OpinionStagnation-Building Dept.

The meaning of Oliver Samuels

The dying sun flooded the sky with orange watercolour, and the boy watched his long shadow as he ran — it looked as if he were on stilts.  The air smelled of ash and the fritters frying behind the barracks.  His belly gurgled, but still he ran, past the low wooden buildings, past the three women preparing dinner, past the outhouse, heading for the sound of laughter.  He barreled into the clearing and stopped, a small cloud of dust like tiny fireworks around his feet.

There they were — twenty or so men and women sitting haphazardly around Mr Hunt as he read from a few dog-eared pages of newsprint.  His voice was articulate and sonorous, and the evening breeze slapped the broad wet leaves of the banana trees in mock applause.  As the boy approached, the old man paused and looked at him.  “And now,” said Mr Hunt, “let’s have a poem from young Oliver.”

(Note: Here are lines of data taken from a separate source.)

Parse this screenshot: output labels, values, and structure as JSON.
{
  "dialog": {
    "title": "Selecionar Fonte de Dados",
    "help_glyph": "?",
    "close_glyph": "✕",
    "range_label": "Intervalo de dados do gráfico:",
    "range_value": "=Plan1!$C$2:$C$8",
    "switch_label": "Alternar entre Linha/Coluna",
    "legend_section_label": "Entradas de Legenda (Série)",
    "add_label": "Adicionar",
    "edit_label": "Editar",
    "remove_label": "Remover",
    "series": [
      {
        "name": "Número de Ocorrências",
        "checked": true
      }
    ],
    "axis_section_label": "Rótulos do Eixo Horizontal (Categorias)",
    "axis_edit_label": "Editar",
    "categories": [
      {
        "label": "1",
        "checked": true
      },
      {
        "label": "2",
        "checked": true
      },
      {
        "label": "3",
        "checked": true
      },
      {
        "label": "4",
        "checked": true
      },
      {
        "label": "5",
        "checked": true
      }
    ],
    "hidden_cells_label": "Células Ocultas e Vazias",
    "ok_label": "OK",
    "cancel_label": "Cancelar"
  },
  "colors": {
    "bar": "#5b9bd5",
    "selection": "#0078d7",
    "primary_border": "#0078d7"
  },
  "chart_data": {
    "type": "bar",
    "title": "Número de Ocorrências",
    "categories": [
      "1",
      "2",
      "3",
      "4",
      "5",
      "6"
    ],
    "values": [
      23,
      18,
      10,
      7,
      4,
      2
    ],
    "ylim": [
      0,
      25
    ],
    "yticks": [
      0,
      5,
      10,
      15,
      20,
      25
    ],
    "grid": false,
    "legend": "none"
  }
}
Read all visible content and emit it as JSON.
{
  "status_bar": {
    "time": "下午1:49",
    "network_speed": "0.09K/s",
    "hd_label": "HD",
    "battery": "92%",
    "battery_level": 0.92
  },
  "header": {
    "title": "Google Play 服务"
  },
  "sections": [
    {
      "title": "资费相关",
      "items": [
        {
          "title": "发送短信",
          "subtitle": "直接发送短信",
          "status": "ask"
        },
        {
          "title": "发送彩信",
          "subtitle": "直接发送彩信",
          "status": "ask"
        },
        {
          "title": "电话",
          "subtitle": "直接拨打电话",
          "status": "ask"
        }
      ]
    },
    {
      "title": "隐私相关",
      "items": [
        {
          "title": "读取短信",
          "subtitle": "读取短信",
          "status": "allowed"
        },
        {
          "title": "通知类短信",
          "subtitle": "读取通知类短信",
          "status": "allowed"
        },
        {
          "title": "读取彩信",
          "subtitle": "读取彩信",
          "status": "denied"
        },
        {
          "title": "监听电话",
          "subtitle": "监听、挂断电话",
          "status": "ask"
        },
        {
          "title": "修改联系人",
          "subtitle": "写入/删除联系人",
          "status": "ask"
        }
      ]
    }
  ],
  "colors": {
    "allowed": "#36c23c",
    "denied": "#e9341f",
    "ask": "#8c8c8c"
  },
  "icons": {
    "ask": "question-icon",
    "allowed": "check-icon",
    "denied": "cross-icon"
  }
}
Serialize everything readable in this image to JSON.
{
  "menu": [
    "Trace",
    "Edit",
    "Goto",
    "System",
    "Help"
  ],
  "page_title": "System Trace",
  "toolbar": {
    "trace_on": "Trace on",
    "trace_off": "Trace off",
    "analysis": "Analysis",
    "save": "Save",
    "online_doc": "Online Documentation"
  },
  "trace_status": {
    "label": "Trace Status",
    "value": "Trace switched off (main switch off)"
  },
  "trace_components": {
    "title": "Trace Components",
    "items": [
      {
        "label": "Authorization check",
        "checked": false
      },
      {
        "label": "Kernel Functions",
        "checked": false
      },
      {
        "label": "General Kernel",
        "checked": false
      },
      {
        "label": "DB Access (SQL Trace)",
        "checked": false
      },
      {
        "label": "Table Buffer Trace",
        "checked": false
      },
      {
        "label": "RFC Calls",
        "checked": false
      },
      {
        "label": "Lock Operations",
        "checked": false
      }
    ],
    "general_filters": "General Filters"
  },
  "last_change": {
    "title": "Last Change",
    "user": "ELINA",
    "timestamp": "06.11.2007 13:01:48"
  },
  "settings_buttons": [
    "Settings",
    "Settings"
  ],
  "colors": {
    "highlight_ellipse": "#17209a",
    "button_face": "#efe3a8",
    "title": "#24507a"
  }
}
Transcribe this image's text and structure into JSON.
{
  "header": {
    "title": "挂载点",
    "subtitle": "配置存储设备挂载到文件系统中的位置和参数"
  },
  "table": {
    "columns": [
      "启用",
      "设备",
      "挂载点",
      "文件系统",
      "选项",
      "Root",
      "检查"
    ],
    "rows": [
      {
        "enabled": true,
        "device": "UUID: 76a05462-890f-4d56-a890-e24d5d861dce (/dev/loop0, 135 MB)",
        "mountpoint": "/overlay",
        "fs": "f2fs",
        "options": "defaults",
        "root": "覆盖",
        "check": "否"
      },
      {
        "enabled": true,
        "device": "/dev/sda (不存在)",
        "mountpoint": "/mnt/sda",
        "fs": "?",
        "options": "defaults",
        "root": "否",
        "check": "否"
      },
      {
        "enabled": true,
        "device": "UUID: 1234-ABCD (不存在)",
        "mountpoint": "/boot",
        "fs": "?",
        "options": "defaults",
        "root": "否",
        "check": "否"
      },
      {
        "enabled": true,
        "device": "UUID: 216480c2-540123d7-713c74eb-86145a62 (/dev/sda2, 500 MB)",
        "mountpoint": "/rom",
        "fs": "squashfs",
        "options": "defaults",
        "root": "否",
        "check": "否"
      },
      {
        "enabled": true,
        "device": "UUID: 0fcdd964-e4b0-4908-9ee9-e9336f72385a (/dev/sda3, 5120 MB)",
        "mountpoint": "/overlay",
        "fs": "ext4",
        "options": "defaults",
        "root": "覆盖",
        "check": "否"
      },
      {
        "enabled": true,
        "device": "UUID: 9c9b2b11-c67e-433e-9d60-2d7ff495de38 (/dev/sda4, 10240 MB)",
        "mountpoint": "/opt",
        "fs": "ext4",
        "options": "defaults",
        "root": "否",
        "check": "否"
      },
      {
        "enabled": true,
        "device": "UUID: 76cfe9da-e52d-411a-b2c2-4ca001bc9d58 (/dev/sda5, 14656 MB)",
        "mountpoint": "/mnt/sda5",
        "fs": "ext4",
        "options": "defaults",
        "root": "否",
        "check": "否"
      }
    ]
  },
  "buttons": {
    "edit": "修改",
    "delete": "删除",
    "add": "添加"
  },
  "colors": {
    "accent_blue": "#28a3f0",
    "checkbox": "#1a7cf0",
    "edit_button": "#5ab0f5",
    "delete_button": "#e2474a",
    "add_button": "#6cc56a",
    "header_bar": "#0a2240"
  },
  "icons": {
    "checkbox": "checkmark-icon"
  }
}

Thus began the entertainment career of Oliver Adolphus Samuels, a métier spanning five decades and an estimated 3,300 performances, stretching from the plantation dirt of Tremolesworth, St Mary to the pinewood stage of Ward Theatre in Kingston and far beyond, along the way transforming a country hand into a national hero.  He is welcomed into Jamaican communities wherever they form — in New York, Miami, Atlanta, Toronto, London — not as a stranger or even a friend, but as one of the essential comforts of home, alongside bulla cake, spiced bun and Bombay mangoes.

Mr Samuels seems destined for a place alongside Bennett and Ottey, but what does that mean?

Unlike Bob Marley and Usain Bolt, who have been lost to the homogenizing firehose of global fame, or luminaries like Mary Seacole and Malcolm Gladwell whose island heritage is mere footnote, Mr Samuels seems destined for a place alongside Louise Bennett and Merlene Ottey in the gallery of in-betweeners — household names that mean nothing to foreigners and so feel like open secrets to be held especially close at heart.  But what is the nature of that secret?  What is the meaning of his resilient celebrity?

Mr Samuels’s stage persona is that of a pugilist teddy bear — full-bellied, full-throated, full-throttle.  He is unabashedly working-class, dismissive of rules and etiquette, a blunt instrument of deadpan malapropisms and equal-opportunity insults.  Part dad, part dud, neither savant nor servant, convinced of his dignity and comically apt to lose it, ‘Oliver’ is the quintessence of how we see ourselves, or like to see ourselves, or at the very least hope to see ourselves as Jamaicans — simple, plainspoken and authentic in a world of complexity, confusion and contradictions.  He’s our true north.

It’s a powerful archetype, which explains why his spirit inhabits so many of our male media stars — we keep reincarnating him in vessels like Volier Johnson, Winston Bell, Oral Tracey, and Alton Hardware (aka Fancy Kat).  More than any of them, though, it is Mr Samuels whose journey has tracked most closely with his homeland.  In a country with a million people in destitution, it is fitting that a boy who clambered out of rural poverty (with pit latrines where the humorist recalls “cockroaches playing trumpet on [his] balls”) became the man who found the knockout paunch.

The stability of Mr Samuels’s fame speaks to our arrested cultural development

But the stability of Mr Samuels’s fame also speaks to our arrested cultural development.  In the same diaspora cities he frequents, art is constantly in flux as new faces, technologies and movements displace old.  Not so in Jamaica.  We remain firmly shackled by the psychology of the plantation, where reputation is built on longevity over creativity, and change resisted rather than embraced.

Though Mr Samuels’s success is undoubtedly due to his superlative comic timing and hard work, a hidden part has been played by an industry and society heavily biased towards what it already knows.  This is why our theatre has decayed into irrelevance, and our country has declined into complacency.

Progress only deserves the label if it outpaces life itself; otherwise it is nothing more than the passage of time.  In watching the comedian from the riotous heyday of ‘Oliver at Large’, through his baroque collaborations with playwright Patrick Brown, to his current late-stage work, for better or worse we have been watching our nation age without advancing.  When we laugh with him, it is self-deprecating humour, but perhaps it should be tinged with the sadness of knowing that somewhere in St Mary, another young boy is running down a dirt path, with nowhere at all to go.